Johnson Spent His Cup Career With Hendrick Motorsports
One of the most successful drivers in Cup Series history, Johnson racked up 83 wins during his 20-year career. This number places him sixth all-time on the wins list, behind five Hall of Famers. Richard Petty holds the top spot with 200 wins, followed by David Pearson (105), Jeff Gordon (93), Bobby Allison (84), and Darrell Waltrip (84).
Johnson began his Cup career as a part-time driver for Hendrick Motorsports, making three starts in the 2001 season. He made the leap to a full-time Cup schedule in 2002, taking over the No. 48 Chevrolet and winning the pole for the Daytona 500. Johnson proceeded to win three races as a rookie, notching his first win at Fontana and then winning twice at Dover International Speedway.
The future Hall of Famer spent his entire Cup career with HMS, winning seven titles and cementing his legacy in the sport. His list of standout seasons includes a 10-win campaign in 2007. Johnson also captured 12 Crown Jewels — two in the Daytona 500, four in the Brickyard 400, two in the Southern 500, and four in the Coca-Cola 600.
Johnson Announced a New Pursuit During His Final Season
The seven-time champion announced after the 2019 season that he would suit up for one more run with Hendrick Motorsports. 2020 would mark his final year in the No. 48 Ally Chevrolet Camaro and that he would retire from full-time Cup racing.
Johnson did not provide details about his plans at the time.

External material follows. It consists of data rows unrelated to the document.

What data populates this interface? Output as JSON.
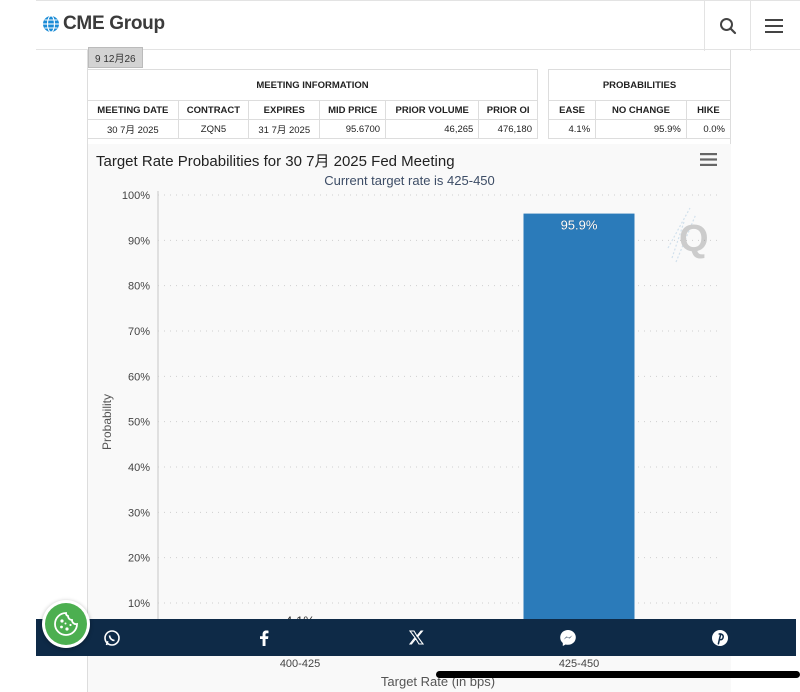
{
  "header": {
    "brand": "CME Group",
    "icons": {
      "logo": "globe-icon",
      "search": "search-icon",
      "menu": "hamburger-menu-icon"
    }
  },
  "date_chip": "9 12月26",
  "meeting_info": {
    "title": "MEETING INFORMATION",
    "columns": [
      "MEETING DATE",
      "CONTRACT",
      "EXPIRES",
      "MID PRICE",
      "PRIOR VOLUME",
      "PRIOR OI"
    ],
    "row": [
      "30 7月 2025",
      "ZQN5",
      "31 7月 2025",
      "95.6700",
      "46,265",
      "476,180"
    ]
  },
  "probabilities": {
    "title": "PROBABILITIES",
    "columns": [
      "EASE",
      "NO CHANGE",
      "HIKE"
    ],
    "row": [
      "4.1%",
      "95.9%",
      "0.0%"
    ]
  },
  "chart_menu_icon": "hamburger-menu-icon",
  "watermark_icon": "quikstrike-q-logo-icon",
  "chart_data": {
    "type": "bar",
    "title": "Target Rate Probabilities for 30 7月 2025 Fed Meeting",
    "subtitle": "Current target rate is 425-450",
    "categories": [
      "400-425",
      "425-450"
    ],
    "values": [
      4.1,
      95.9
    ],
    "data_labels": [
      "4.1%",
      "95.9%"
    ],
    "xlabel": "Target Rate (in bps)",
    "ylabel": "Probability",
    "ylim": [
      0,
      100
    ],
    "yticks": [
      "100%",
      "90%",
      "80%",
      "70%",
      "60%",
      "50%",
      "40%",
      "30%",
      "20%",
      "10%"
    ],
    "ytick_values": [
      100,
      90,
      80,
      70,
      60,
      50,
      40,
      30,
      20,
      10
    ],
    "grid": true,
    "bar_color": "#2b7bba"
  },
  "share_bar": {
    "icons": [
      "whatsapp-icon",
      "facebook-icon",
      "x-twitter-icon",
      "messenger-icon",
      "pinterest-icon"
    ],
    "background": "#0e2a47"
  },
  "cookie_button": {
    "icon": "cookie-icon",
    "color": "#4caf50"
  }
}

Instead, he waited until the playoffs to reveal that he would pursue another form of racing. Johnson announced in September 2020 that he had signed a two-year deal with Chip Ganassi Racing to drive the No. 48 on the street and road courses.
While Johnson has gained experience behind the wheel of the Honda race car, he has also dealt with his fair share of struggles. He has failed to finish two races — Nashville and Belle Isle — and has only posted a season-best finish of 19th at Birmingham. Though he will be better prepared for his return to these courses during the 2022 season.